Den jungen Stier vor Augen, hatten sie sich scheinbar nicht vom Herrn
entfernt. Es war aber dieselbe Sünde, an der wir Heutigen ebenso
leiden: anstelle Gottes einen Götzen anzubeten!
Wenn eine Braut z.B. feststellen müßte, daß ihr Bräutigam ein Bild von
ihr mehr bewundern würde als sie selbst, wie sehr wäre sie gekränkt,
wie sehr müßte sie ihn der Täuschung überführen, ihn regelrecht der
"Bildanbetung" (Idolatrie) beschuldigen, ihn als Heuchler oder
Schwindler bezichtigen.
Als nun Moses vom Berge herabgestiegen war und das Volk um das aus
purem Gold gegossene Kalb herumtanzen sah, zerschmetterte er vor Zorn
über dieses "Affentheater" die Gesetzestafeln. Da das Volk schon das
erste Gebot nicht mehr beachtete, waren auch alle andern vergessen
worden. Und mit den Gesetzestafeln zerbrach auch das Glück Israels.
Haben wir diese Begebenheit und die sich daraus ergebenden Folgen
bereits vergessen? "Ich bin nicht gekommen, das Gesetz und die
Propheten aufzuheben, sondern sie zu erfüllen." (Mt. 5,17) Die Worte
des Heilandes haben Gültigkeit damals, heute und morgen. Doch die
Aarons des 19. und 2o. Jahrhunderts gaben ebenfalls dem unbeständigen
Volke nach und gaben ihm statt des Originals eine Kopie: Christus ist
heute nicht mehr persönlich und real im Allerheiligsten Altarsakrament
gegenwärtig. Er ist nicht mehr der, der aus Maria, der Jungfrau,
geboren wurde, der gelitten hat, der am Kreuze gestorben ist und der am
dritten Tage siegreich von den Toten auferstanden ist, nein! - ein
Symbol, auf ein einfaches Zeichen ist alles zusammengepreßt. Nicht mehr
und nicht weniger: ein Zeichen. Darum ist es auch nicht verwunderlich,
daß die Kinder von heute kaum noch die Zehn Gebote kennen. Sind doch
die Zehn Gebote, wie ein 'Bischof eines Nachbarlandes einmal sagte,
"nicht die Gebote Gottes, sondern die Gebote des jüdischen Volkes"! Und
so wird auch jedes Volk seine eigenen Gebote haben bzw. sich machen.

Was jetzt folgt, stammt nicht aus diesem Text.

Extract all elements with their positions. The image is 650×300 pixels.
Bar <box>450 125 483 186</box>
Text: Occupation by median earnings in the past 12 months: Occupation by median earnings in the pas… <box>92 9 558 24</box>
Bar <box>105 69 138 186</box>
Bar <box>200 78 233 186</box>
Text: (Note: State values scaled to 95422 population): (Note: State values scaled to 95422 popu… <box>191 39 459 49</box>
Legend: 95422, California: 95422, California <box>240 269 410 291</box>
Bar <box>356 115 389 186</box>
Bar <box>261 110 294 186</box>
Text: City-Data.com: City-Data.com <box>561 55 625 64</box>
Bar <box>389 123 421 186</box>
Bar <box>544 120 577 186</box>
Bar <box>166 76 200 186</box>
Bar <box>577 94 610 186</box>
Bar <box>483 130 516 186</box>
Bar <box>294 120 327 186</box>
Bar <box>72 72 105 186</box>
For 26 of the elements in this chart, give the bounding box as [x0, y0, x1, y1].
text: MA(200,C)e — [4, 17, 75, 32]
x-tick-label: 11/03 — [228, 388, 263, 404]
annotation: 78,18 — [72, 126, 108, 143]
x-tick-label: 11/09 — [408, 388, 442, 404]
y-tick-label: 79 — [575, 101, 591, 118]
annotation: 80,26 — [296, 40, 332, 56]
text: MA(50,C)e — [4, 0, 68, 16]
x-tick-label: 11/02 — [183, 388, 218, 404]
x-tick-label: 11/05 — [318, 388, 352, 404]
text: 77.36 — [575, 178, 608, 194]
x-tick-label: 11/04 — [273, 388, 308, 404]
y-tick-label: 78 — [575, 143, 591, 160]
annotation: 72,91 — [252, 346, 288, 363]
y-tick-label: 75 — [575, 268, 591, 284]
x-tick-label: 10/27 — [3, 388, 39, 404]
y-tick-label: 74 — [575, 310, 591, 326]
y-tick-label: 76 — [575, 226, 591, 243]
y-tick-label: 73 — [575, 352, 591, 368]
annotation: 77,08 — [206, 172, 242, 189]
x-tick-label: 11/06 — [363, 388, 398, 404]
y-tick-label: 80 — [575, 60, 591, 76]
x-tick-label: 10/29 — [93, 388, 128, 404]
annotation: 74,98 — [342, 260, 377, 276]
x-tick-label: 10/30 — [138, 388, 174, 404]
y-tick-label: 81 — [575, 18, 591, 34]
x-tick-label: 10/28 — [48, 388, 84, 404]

Schaut die Früchte an, die die heutige Welt hervorgebracht hat, und ihr
werdet erkennen, in welchem Zustand sie sich befindet. Wenn wir nicht
wollen, daß nicht auch wir in den Sog um die goldenen Kälber von heute
hineingezogen werden, müssen wir uns besinnen, was und wo der
wirkliche, der einzige, der absolute Mittelpunkt der Welt ist, und wir
müssen uns dort einfinden: beim heiligsten AltarSakrament, bei dieser
kleinen Hostie, dem absoluten Mittelpunkt der Welt. Erst dann, wenn die
Welt dorthin zurückkehrt, wenn sie wieder niederkniet und ihr "Tantum
ergo sacramentum veneremur cernui" singt, wenn sie wieder die
Gesetzestafeln Gottes er- und anerkennt, zu den Zehn Geboten Gottes
zurückfindet und sich der Offenbarung Gottes gläubig unterordnet, erst
dann werden wir, wird die Welt das erreichen, wonach sie in diesen
Tagen angeblich so heftig verlangt: nach Frieden und Sicherheit. Amen.